The first method of identifying the device is using the fdisk utility. Simply listing all available partitions may help you determine the device. Hint: you can use the size of the device to help determine its device entry if needed.

[[email protected] ~]$ sudo fdisk -l

Disk /dev/sda: 80.0 GB, 80026361856 bytes
255 heads, 63 sectors/track, 9729 cylinders
Units = cylinders of 16065 * 512 = 8225280 bytes
Disk identifier: 0x000602ca

Device Boot Start End Blocks Id System
/dev/sda1 * 1 13 104422 83 Linux
/dev/sda2 14 46 265072+ 82 Linux swap / Solaris
/dev/sda3 47 1003 7687102+ 83 Linux
/dev/sda4 1004 9729 70091595 83 Linux

Disk /dev/sdb: 1021 MB, 1021313024 bytes
10 heads, 45 sectors/track, 4432 cylinders
Units = cylinders of 450 * 512 = 230400 bytes
Disk identifier: 0x00000000

Device Boot Start End Blocks Id System
/dev/sdb1 1 4432 997177+ 83 Linux

In this example I have determined that my 1G USB drive is detected as /dev/sdb1. This will be the device entry that I will use moving forward.

A second method that you can use to determine the device is the dmesg utility.

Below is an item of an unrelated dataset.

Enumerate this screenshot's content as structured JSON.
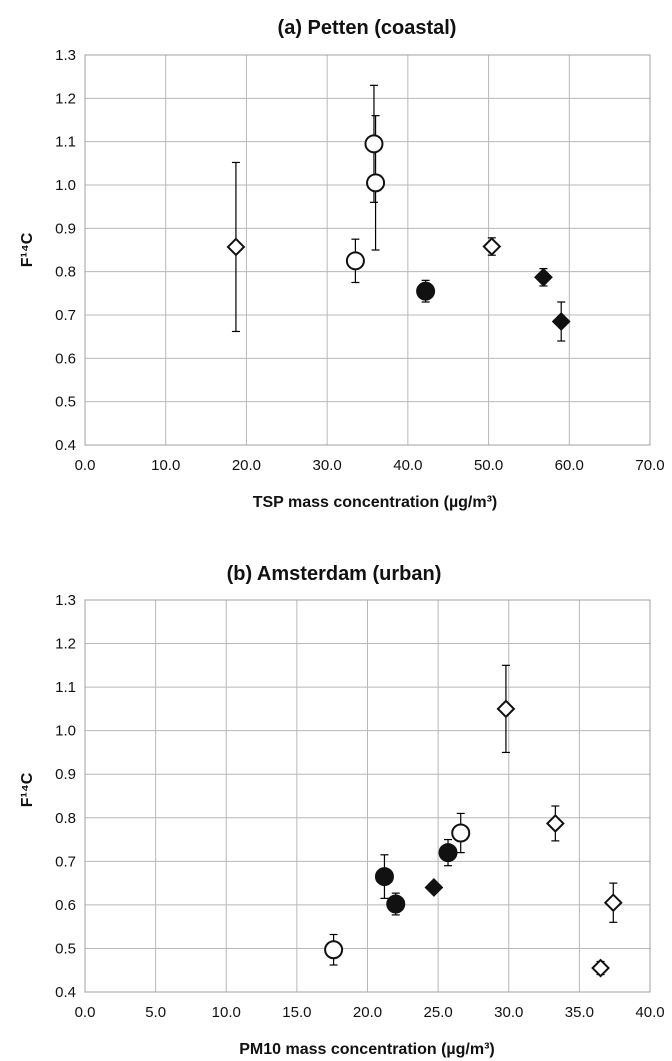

The dmesg utility outputs kernel-level messages to the console. One little “trick” is to unplug and replug your removable disk, and then run dmesg. You should see output similar to:



usb-storage: device found at 7
usb-storage: waiting for device to settle before scanning
scsi 8:0:0:0: Direct-Access Kingston DataTraveler 2.0 1.00 PQ: 0 ANSI: 2
sd 8:0:0:0: Attached scsi generic sg1 type 0
usb-storage: device scan complete
sd 8:0:0:0: [sdb] 1994752 512-byte logical blocks: (1.02 GB/974 MiB)
sd 8:0:0:0: [sdb] Write Protect is off
sd 8:0:0:0: [sdb] Mode Sense: 23 00 00 00
sd 8:0:0:0: [sdb] Assuming drive cache: write through
sd 8:0:0:0: [sdb] Assuming drive cache: write through
sdb: sdb1
sd 8:0:0:0: [sdb] Assuming drive cache: write through
sd 8:0:0:0: [sdb] Attached SCSI removable disk
EXT4-fs (dm-0): mounted filesystem with ordered data mode

Again, we can see from this information that the USB device was detected and assigned at sdb1.